Mendekat
Mendekat
"Kamu belum mandi ya? Baru bangun jam segini?" tanya anak laki-laki yang kukenal seminggu lalu tepat saat kubuka pintu kamarku.
"Kamu ngapain ke kamar anak perempuan?" alih-alih menjawab aku justru memberinya pertanyaan karena aku merasa sebal.
Aku tak menjawab pertanyaannya karena kenyataannya adalah aku sudah bangun sejak pagi sekali, tapi memilih mengurung diri untuk membongkar barang-barang peninggalan bunda di kamar. Walau sebetulnya dia benar, aku memang belum mandi.
"Mandi dulu sana, bau. Cepet atau kamu aku tinggal. Kita berangkat setengah jam lagi." ujarnya sambil berjalan menjauh menuju teras belakang.
"Ke mana?"
Dia meninggalkanku tanpa menoleh atau berusaha menjelaskan. Sepertinya dia memang memiliki kepribadian yang menyebalkan.
Uugh kenapa aku mau saja dia menjadi temanku? Kenapa juga aku begitu mudah disuruh-suruh?
Setelah mandi terburu-buru aku memilih kaos dan celana jeans panjang asal saja dari lemari. Lalu memakai kemeja lengan panjang di atas kaosku dan menggulung lengan kemeja sedikit ke atas. Setelah itu aku mengepang rambutku yang panjang asal saja dan memakai topi sambil keluar kamar.
Saat aku sampai di teras belakang, aku mendapati Astro dan opa sedang berbincang. Ada beberapa gelas dan satu teko berisi teh hangat, dengan sepiring kue lumpur dan kue karamel di atas meja. Niatku yang semula ingin menuntut jawaban dari Astro lenyap saat opa melihatku.
"Sudah siap?" tanya opa.
Aku hanya menganggukkan kepala.
"Mafaza temani Astro sebentar ya." ujar opa sambil beranjak dari duduk dan berjalan masuk.
"Kita mau ke mana?" aku bertanya pada Astro sambil duduk di sebelahnya.
Astro menuangkan air teh dari dalam teko ke gelas yang kosong lalu menyodorkannya padaku, "Minum dulu."
Aku mengambil gelas itu dengan canggung, lalu meminum beberapa teguk dan meletakkannya kembali. Sebenarnya tuan rumahnya siapa di rumah ini?
Astro mengambil sebuah kue lumpur dari atas piring lalu menyodorkannya padaku, "Makan ini dulu. Opa bilang sarapannya di luar aja."
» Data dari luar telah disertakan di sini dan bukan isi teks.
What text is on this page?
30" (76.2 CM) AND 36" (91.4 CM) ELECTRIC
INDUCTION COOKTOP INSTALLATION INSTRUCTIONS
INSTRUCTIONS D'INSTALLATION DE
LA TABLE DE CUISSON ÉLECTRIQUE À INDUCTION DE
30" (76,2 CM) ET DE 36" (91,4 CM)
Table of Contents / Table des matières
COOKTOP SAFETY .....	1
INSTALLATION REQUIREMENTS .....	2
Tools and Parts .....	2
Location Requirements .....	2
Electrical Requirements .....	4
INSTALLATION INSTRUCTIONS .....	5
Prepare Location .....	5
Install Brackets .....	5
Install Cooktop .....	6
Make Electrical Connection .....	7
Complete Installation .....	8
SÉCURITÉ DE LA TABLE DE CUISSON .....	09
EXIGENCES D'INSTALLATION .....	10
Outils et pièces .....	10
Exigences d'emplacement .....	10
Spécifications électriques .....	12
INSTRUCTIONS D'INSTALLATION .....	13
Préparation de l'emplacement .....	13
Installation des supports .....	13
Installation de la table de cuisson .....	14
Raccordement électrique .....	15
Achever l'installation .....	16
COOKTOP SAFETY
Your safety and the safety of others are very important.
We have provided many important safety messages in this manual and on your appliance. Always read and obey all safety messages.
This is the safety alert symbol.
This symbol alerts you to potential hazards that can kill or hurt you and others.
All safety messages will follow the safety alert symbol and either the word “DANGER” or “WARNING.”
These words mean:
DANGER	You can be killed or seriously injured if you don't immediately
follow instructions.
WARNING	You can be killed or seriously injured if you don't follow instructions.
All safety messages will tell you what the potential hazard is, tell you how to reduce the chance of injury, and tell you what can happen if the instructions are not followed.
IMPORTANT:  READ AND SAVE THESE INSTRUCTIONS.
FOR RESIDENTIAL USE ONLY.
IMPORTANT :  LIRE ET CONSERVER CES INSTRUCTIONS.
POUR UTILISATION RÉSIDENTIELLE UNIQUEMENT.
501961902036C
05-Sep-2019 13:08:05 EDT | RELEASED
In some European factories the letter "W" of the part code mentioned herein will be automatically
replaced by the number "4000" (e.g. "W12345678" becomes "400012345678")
Aku hanya menatapnya dalam diam karena merasa canggung untuk menerimanya. Aku bisa mengambilnya sendiri jika aku menginginkannya.
"Kalau ga mau ya udah. Ini ibuku yang bikin, katanya buat kamu. Ibu ga tau kamu sukanya kue apa." ujarnya sambil menggigit kue yang sesaat lalu ditawarkannya padaku.
Aku mengambil sebuah kue lumpur dan menggigitnya. Suapan pertamaku mengingatkanku pada bunda. Bundaku suka sekali membuat kue. Kue favoritku tentu saja brownies chocolate double fugde dengan topping almond dan sea salt (garam laut). Kurasa aku harus mencoba membuat kue itu sendiri. Tubggu sebentar, di mana bunda menyimpan resep browniesnya?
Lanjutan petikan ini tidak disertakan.